Already, an opinion poll by Harris interactive taken since the attacks has showed the National Front in the lead with 27 percent, while President Hollande’s Socialist party has 26 percent. The National Front will be looking to succeed especially in regions like Calais’ Nord Pas-de-Calais, where the party is gaining ground. Even before the attacks, a September poll by Odoxa showed that 40 percent of voters in that region would vote for the National Front.

Building resentment

The Nord Pas-de-Calais region remains one of the poorest in France – since its industrial sector went bust in the 1970s and 1980s, it has struggled with a nearly 13 percent unemployment rate. And its 6,000-strong refugee camp on the outskirts of town, known as “The Jungle,” and a constant flow of new migrants have become a source of anger for many in town.

“We’re fed up,” says Léman, who feels that the migrant situation in particular has contributed to the town’s financial losses. “We’ve lost our reputation, we have fewer tourists, and so we’ve lost a lot of clients and money.”

Frédérique Douzet, a professor of geopolitics at the University of Paris 8, says many French people feel threatened by immigration, concerned that it could endanger their identity, economic state and welfare services.

And while Le Pen has taken a softer approach on race, religion, and immigration since her father and former party leader, Jean-Marie Le Pen, was booted from the FN’s top seat, she will be looking to tap into the growing frustration in places like Calais.

“Le Pen is playing on the resentment that has been building in recent years,” says Ms. Douzet. “There is a frustration with the political class – many people think politicians are not taking care of them.”

A more consistent message

In the wake of the attacks, Hollande has taken a stronger stance on ensuring security – upping controls at the border, threatening disloyal dual passport holders with a loss of citizenship, and declaring that migrants who don’t qualify for aid will have to leave.
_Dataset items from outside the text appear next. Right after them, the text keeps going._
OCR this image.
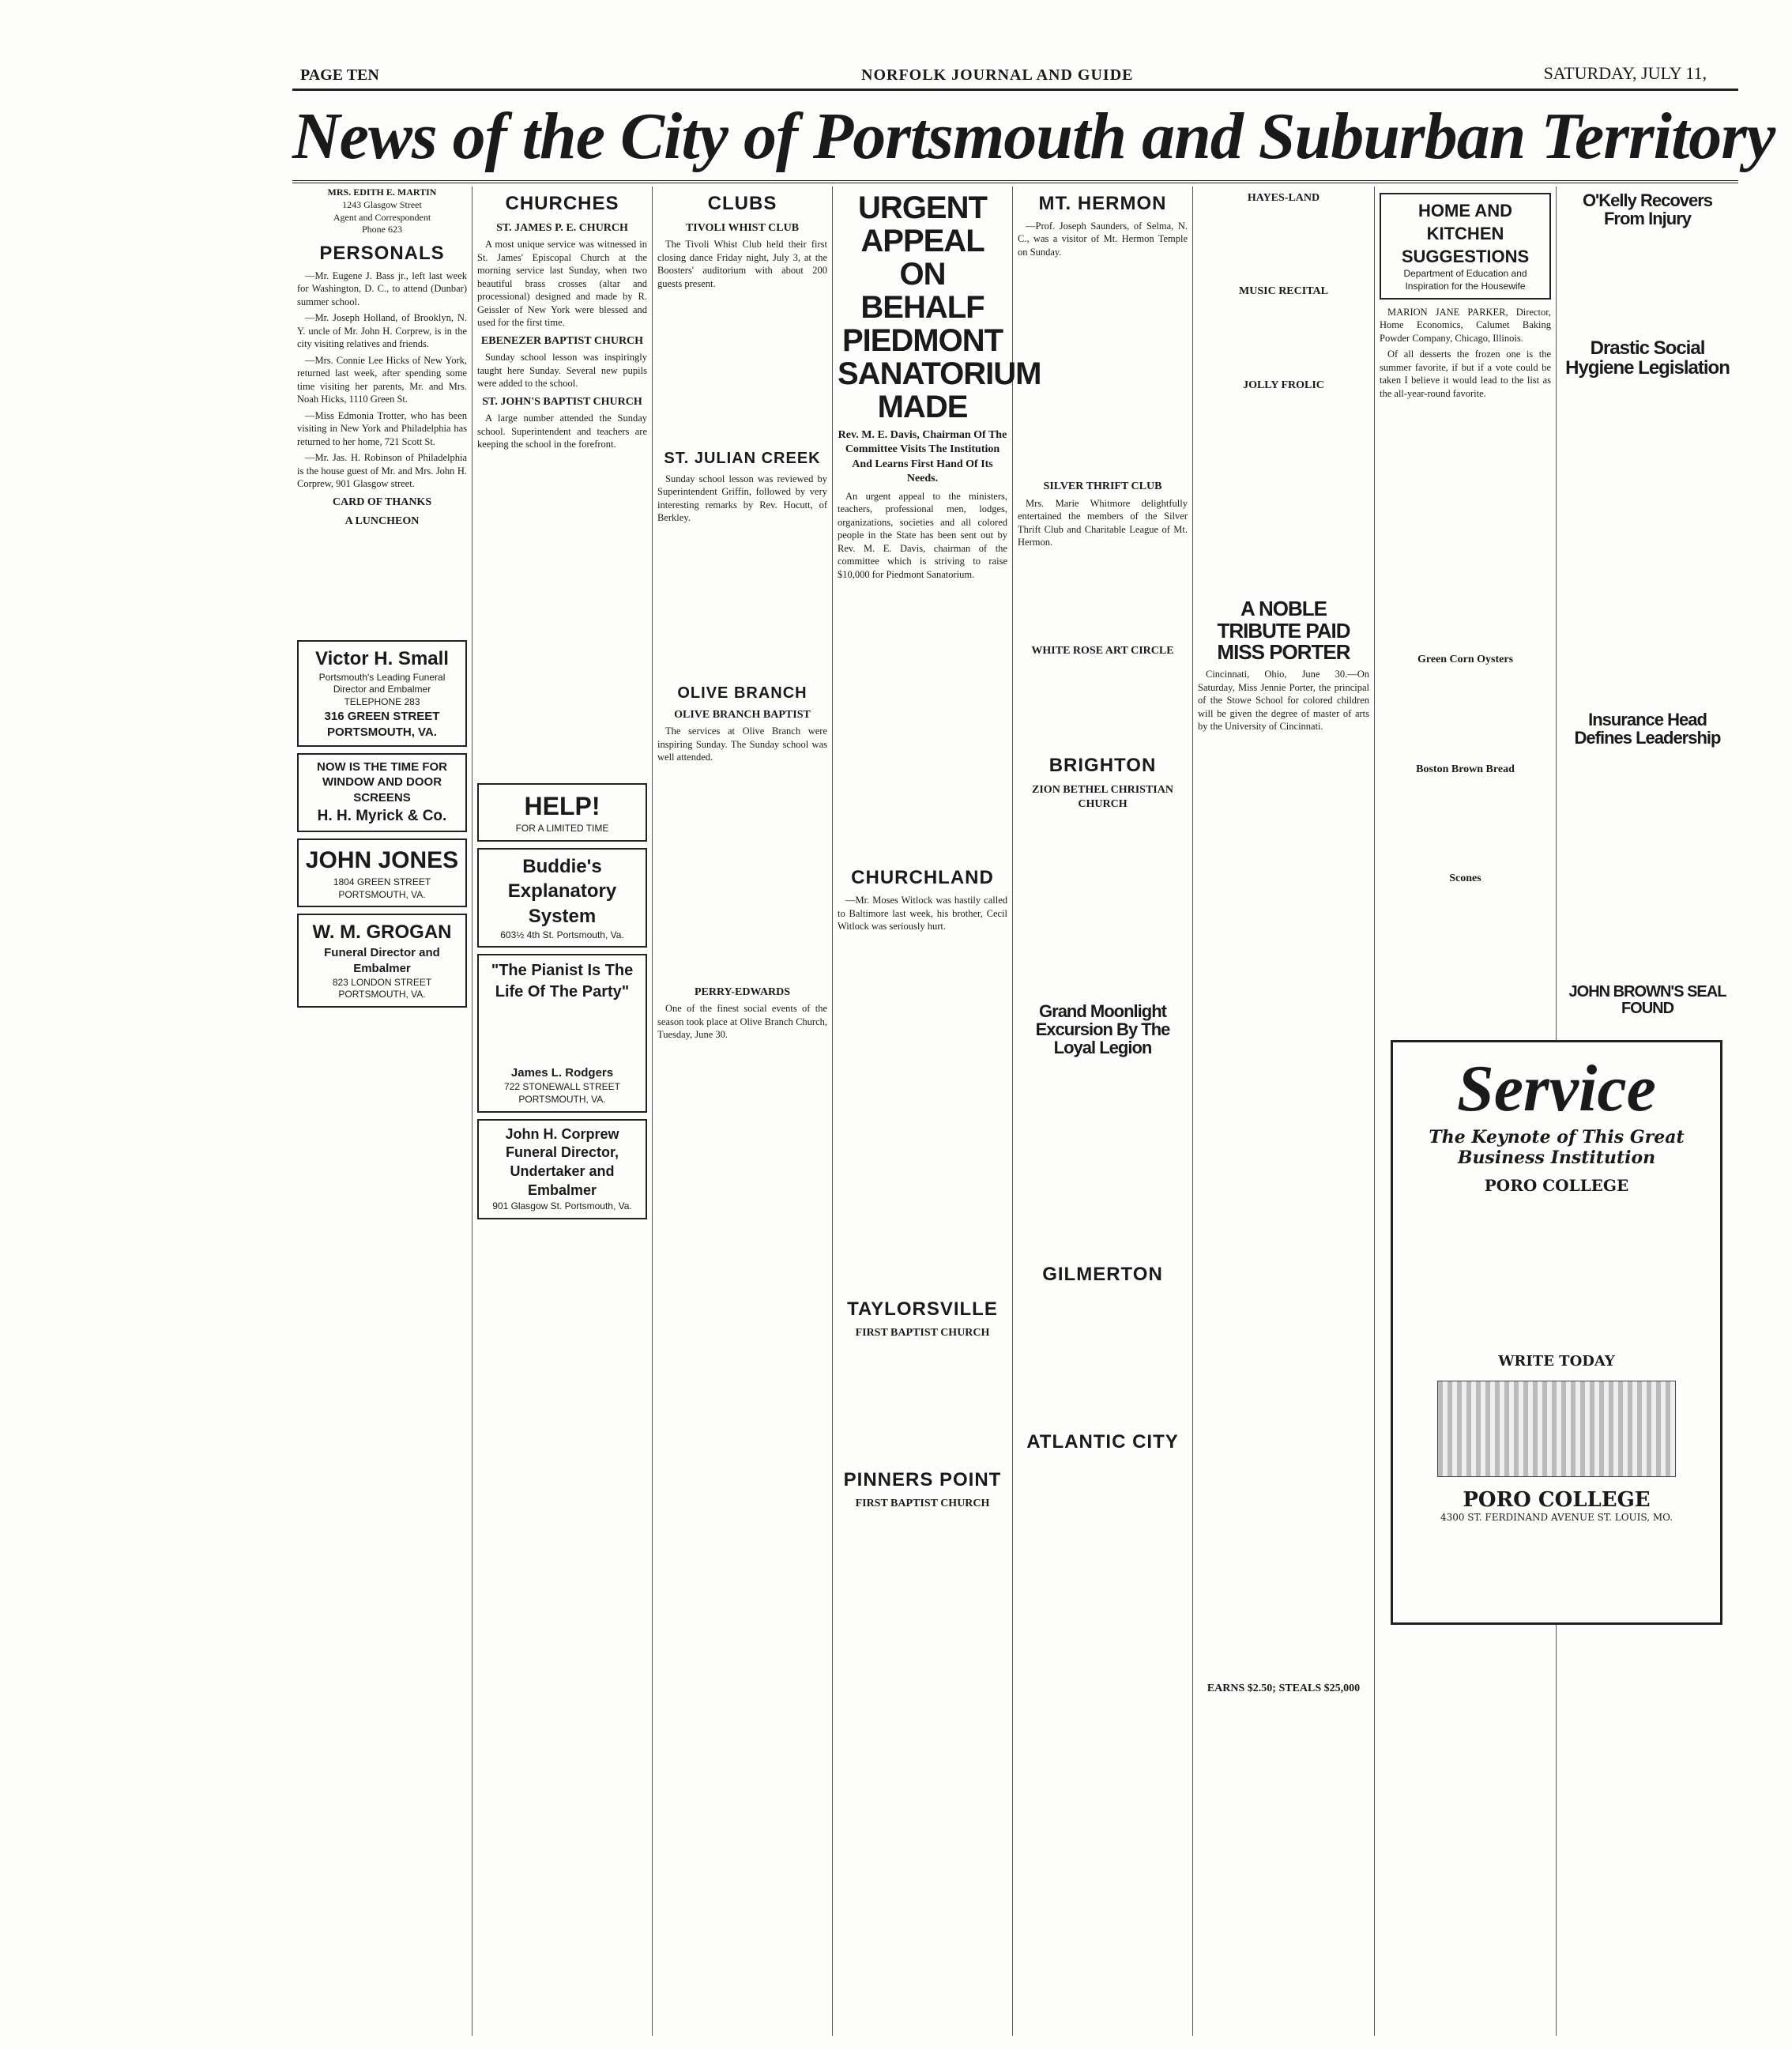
PAGE TEN	NORFOLK JOURNAL AND GUIDE	SATURDAY, JULY 11,
News of the City of Portsmouth and Suburban Territory
MRS. EDITH E. MARTIN
1243 Glasgow Street
Agent and Correspondent
Phone 623
PERSONALS

—Mr. Eugene J. Bass jr., left last week for Washington, D. C., to attend (Dunbar) summer school.

—Mr. Joseph Holland, of Brooklyn, N. Y. uncle of Mr. John H. Corprew, is in the city visiting relatives and friends.

—Mrs. Connie Lee Hicks of New York, returned last week, after spending some time visiting her parents, Mr. and Mrs. Noah Hicks, 1110 Green St.

—Miss Edmonia Trotter, who has been visiting in New York and Philadelphia has returned to her home, 721 Scott St.

—Mr. Jas. H. Robinson of Philadelphia is the house guest of Mr. and Mrs. John H. Corprew, 901 Glasgow street.

CARD OF THANKS
A LUNCHEON
Victor H. Small
Portsmouth's Leading Funeral Director and Embalmer
TELEPHONE 283
316 GREEN STREET PORTSMOUTH, VA.
NOW IS THE TIME FOR WINDOW AND DOOR SCREENS
H. H. Myrick & Co.
JOHN JONES
1804 GREEN STREET PORTSMOUTH, VA.
W. M. GROGAN
Funeral Director and Embalmer
823 LONDON STREET PORTSMOUTH, VA.
CHURCHES
ST. JAMES P. E. CHURCH

A most unique service was witnessed in St. James' Episcopal Church at the morning service last Sunday, when two beautiful brass crosses (altar and processional) designed and made by R. Geissler of New York were blessed and used for the first time.

EBENEZER BAPTIST CHURCH

Sunday school lesson was inspiringly taught here Sunday. Several new pupils were added to the school.

ST. JOHN'S BAPTIST CHURCH

A large number attended the Sunday school. Superintendent and teachers are keeping the school in the forefront.

HELP!
FOR A LIMITED TIME
Buddie's Explanatory System
603½ 4th St. Portsmouth, Va.
"The Pianist Is The Life Of The Party"
James L. Rodgers
722 STONEWALL STREET PORTSMOUTH, VA.
John H. Corprew Funeral Director, Undertaker and Embalmer
901 Glasgow St. Portsmouth, Va.
CLUBS
TIVOLI WHIST CLUB

The Tivoli Whist Club held their first closing dance Friday night, July 3, at the Boosters' auditorium with about 200 guests present.

ST. JULIAN CREEK

Sunday school lesson was reviewed by Superintendent Griffin, followed by very interesting remarks by Rev. Hocutt, of Berkley.

OLIVE BRANCH
OLIVE BRANCH BAPTIST

The services at Olive Branch were inspiring Sunday. The Sunday school was well attended.

PERRY-EDWARDS

One of the finest social events of the season took place at Olive Branch Church, Tuesday, June 30.

URGENT APPEAL ON BEHALF PIEDMONT SANATORIUM MADE
Rev. M. E. Davis, Chairman Of The Committee Visits The Institution And Learns First Hand Of Its Needs.

An urgent appeal to the ministers, teachers, professional men, lodges, organizations, societies and all colored people in the State has been sent out by Rev. M. E. Davis, chairman of the committee which is striving to raise $10,000 for Piedmont Sanatorium.

CHURCHLAND

—Mr. Moses Witlock was hastily called to Baltimore last week, his brother, Cecil Witlock was seriously hurt.

TAYLORSVILLE
FIRST BAPTIST CHURCH
PINNERS POINT
FIRST BAPTIST CHURCH
MT. HERMON

—Prof. Joseph Saunders, of Selma, N. C., was a visitor of Mt. Hermon Temple on Sunday.

SILVER THRIFT CLUB

Mrs. Marie Whitmore delightfully entertained the members of the Silver Thrift Club and Charitable League of Mt. Hermon.

WHITE ROSE ART CIRCLE
BRIGHTON
ZION BETHEL CHRISTIAN CHURCH
Grand Moonlight Excursion By The Loyal Legion
GILMERTON
ATLANTIC CITY
HAYES-LAND
MUSIC RECITAL
JOLLY FROLIC
A NOBLE TRIBUTE PAID MISS PORTER

Cincinnati, Ohio, June 30.—On Saturday, Miss Jennie Porter, the principal of the Stowe School for colored children will be given the degree of master of arts by the University of Cincinnati.

EARNS $2.50; STEALS $25,000
HOME AND KITCHEN SUGGESTIONS
Department of Education and Inspiration for the Housewife

MARION JANE PARKER, Director, Home Economics, Calumet Baking Powder Company, Chicago, Illinois.

Of all desserts the frozen one is the summer favorite, if but if a vote could be taken I believe it would lead to the list as the all-year-round favorite.

Green Corn Oysters
Boston Brown Bread
Scones
O'Kelly Recovers From Injury
Drastic Social Hygiene Legislation
Insurance Head Defines Leadership
JOHN BROWN'S SEAL FOUND
Service
The Keynote of This Great Business Institution
PORO COLLEGE
WRITE TODAY
PORO COLLEGE
4300 ST. FERDINAND AVENUE ST. LOUIS, MO.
And while Hollande has enjoyed a 33 percent approval rating since the attacks, rising eight points, some say his current pronouncements are further proof of why they will vote for the National Front.

“The Paris attacks show us exactly what the National Front has been saying all along,” says Aurélien Legrand, a party supporter in Paris. “They’ve been telling President Hollande to take stricter measures, and he didn’t do anything. Now he’s saying exactly what the National Front has always said.”

Le Pen offers a feeling of security at a time when many politicians are flip-flopping on their standpoints and failing on promises, Legrand says.

“After the attacks, Hollande used the same statements that he criticized Marine Le Pen for using just last week,” says Legrand. “Le Pen is the only candidate who is coherent in her message, who doesn’t change her ideas. You can see her determination.”

An untried alternative

And while Le Pen may be tapping into a veritable resentment building across the country, some say that what Le Pen would be able to do – if and when she were elected in the regional elections and then as president – remains very limited.

Jean-Yves Camus, a researcher at the French Institute for International and Strategic Affairs, says the National Front’s radical proposals, like closing the country borders, or halting all immigration, are impossible to implement. However, in moments of crisis, Camus says voters feel cornered.

“The major reason why the National Front has jumped in the polls is because it is the only major political party that has never actually been in power,” says Camus. “For many people, it appears to be the one alternative that has not been tried yet, and they’re so weary with the political system that they consider voting for the National Front.”

Max Giaya, owner of the cafe-tobacco shop on Calais’ Rue Royale, says, “I try to remain neutral when talking politics with my clients, but we’ve been backed into a corner, financially and in terms of immigration. “Obviously the National Front is going to use that.”